Producer Robert C. Cooper was satisfied with "Zero Hour", claiming that Richard Dean Anderson "is fantastic in this episode. It's new-yet-classic O'Neill and fans of the character will be forever pleased with this." When "Zero Hour" first aired on the Sci Fi Channel on July 30, 2004, it achieved a 2.2 Household rating, equaling approximately 3 million viewers. Tied with "Icon", this marked the sixth-highest rating for any Season 8 episode of Stargate SG-1.

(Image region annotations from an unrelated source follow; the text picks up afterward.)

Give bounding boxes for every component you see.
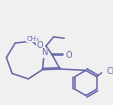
- Text: CH₃: CH₃: [26, 36, 39, 42]
- Text: O: O: [36, 41, 43, 50]
- Text: O: O: [65, 51, 72, 60]
- Text: N: N: [41, 48, 47, 57]
- Text: Cl: Cl: [105, 67, 113, 76]
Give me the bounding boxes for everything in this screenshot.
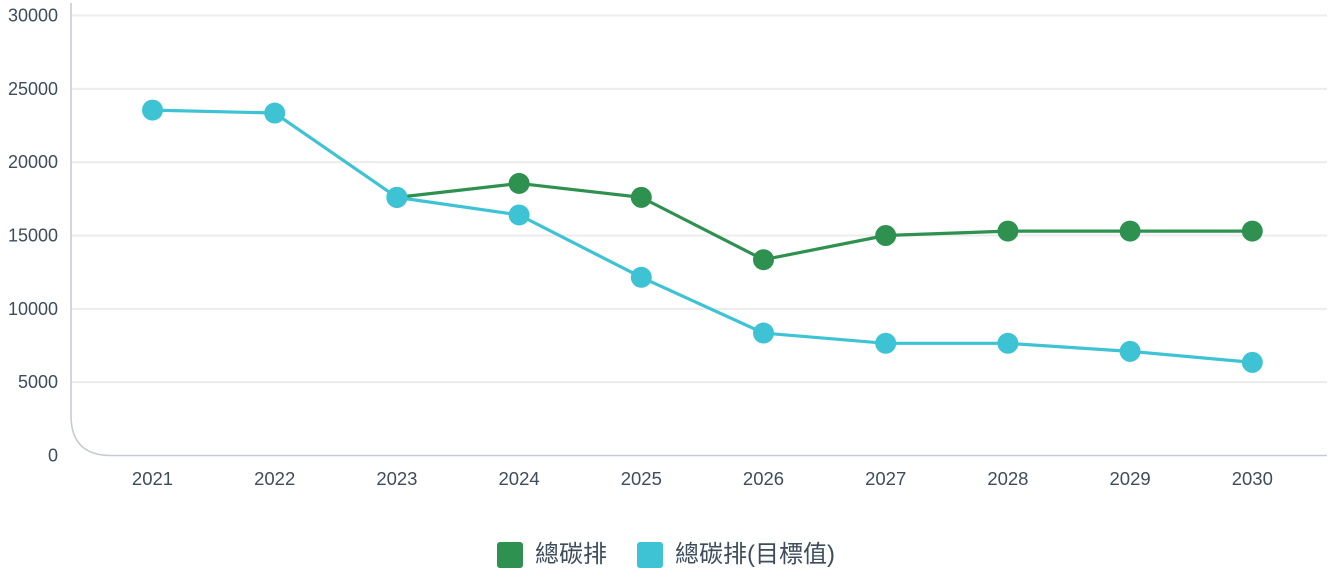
x-tick-label: 2030 [1232, 468, 1273, 489]
series-line-total-emissions [395, 181, 1254, 262]
axis-frame [70, 3, 1327, 457]
x-tick-label: 2021 [132, 468, 173, 489]
data-point-total-emissions-2024 [508, 172, 530, 194]
data-point-emissions-target-2030 [1241, 351, 1263, 373]
x-tick-label: 2027 [865, 468, 906, 489]
legend-label-total-emissions: 總碳排 [535, 541, 607, 568]
x-tick-label: 2026 [743, 468, 784, 489]
x-tick-label: 2024 [499, 468, 540, 489]
line-chart: 0 5000 10000 15000 20000 25000 30000 2021 2022 20… [8, 3, 1327, 489]
data-point-emissions-target-2023 [386, 186, 408, 208]
data-point-total-emissions-2026 [753, 249, 774, 271]
y-tick-label: 0 [48, 446, 58, 466]
chart-legend: 總碳排 總碳排(目標值) [0, 542, 1332, 568]
data-point-emissions-target-2029 [1119, 340, 1141, 362]
legend-label-emissions-target: 總碳排(目標值) [675, 541, 835, 568]
x-tick-label: 2029 [1110, 468, 1151, 489]
data-point-emissions-target-2026 [753, 322, 774, 344]
data-point-total-emissions-2025 [630, 186, 652, 208]
legend-item-emissions-target[interactable]: 總碳排(目標值) [637, 542, 835, 568]
x-tick-label: 2023 [376, 468, 417, 489]
y-tick-label: 30000 [8, 6, 58, 26]
legend-swatch-total-emissions [497, 542, 523, 568]
legend-item-total-emissions[interactable]: 總碳排 [497, 542, 607, 568]
series-line-emissions-target [150, 108, 1254, 364]
data-point-total-emissions-2030 [1241, 220, 1263, 242]
y-tick-label: 20000 [8, 152, 58, 172]
y-tick-label: 5000 [18, 372, 58, 392]
legend-swatch-emissions-target [637, 542, 663, 568]
data-point-emissions-target-2024 [508, 204, 530, 226]
data-point-emissions-target-2025 [630, 266, 652, 288]
data-point-total-emissions-2029 [1119, 220, 1141, 242]
x-tick-label: 2025 [621, 468, 662, 489]
y-tick-label: 10000 [8, 299, 58, 319]
data-point-total-emissions-2028 [997, 220, 1019, 242]
data-point-emissions-target-2027 [875, 332, 897, 354]
x-tick-label: 2028 [987, 468, 1028, 489]
data-point-emissions-target-2022 [264, 102, 286, 124]
y-tick-label: 25000 [8, 79, 58, 99]
data-point-emissions-target-2028 [997, 332, 1019, 354]
data-point-emissions-target-2021 [142, 99, 163, 121]
y-tick-label: 15000 [8, 226, 58, 246]
data-point-total-emissions-2027 [875, 225, 897, 246]
x-tick-label: 2022 [254, 468, 295, 489]
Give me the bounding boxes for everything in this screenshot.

DVD Talk called "Zero Hour" "a playful episode" with a "funny sub-plot involving an alien plant", but recognized the episode's contribution to the overall story arc. TV Zone considered the plant threat "a nice change" but regretted that it was only a red herring for a later plot revelation. Bringing the plants to the SGC at all was regarded irritating, as the "obvious move [to build a secure lab on an uninhabited planet] doesn't make for such good drama." O'Neill acting as the new leader made "the Goa'uld threat [...] a laugh" and "an amazing change from the events from the series' early days" where O'Neill took this race more seriously. The actual zero hour plot concerning the "harassed" O'Neill was considered "a nice touch". Conan O'Brien, who had shown a clip of Pierre Bernard's scene in his late night show before the first airing, congratulated Bernard for doing a good job, and Bernard would be invited back to the Stargate SG-1 set for a scene in the 200th episode of the show.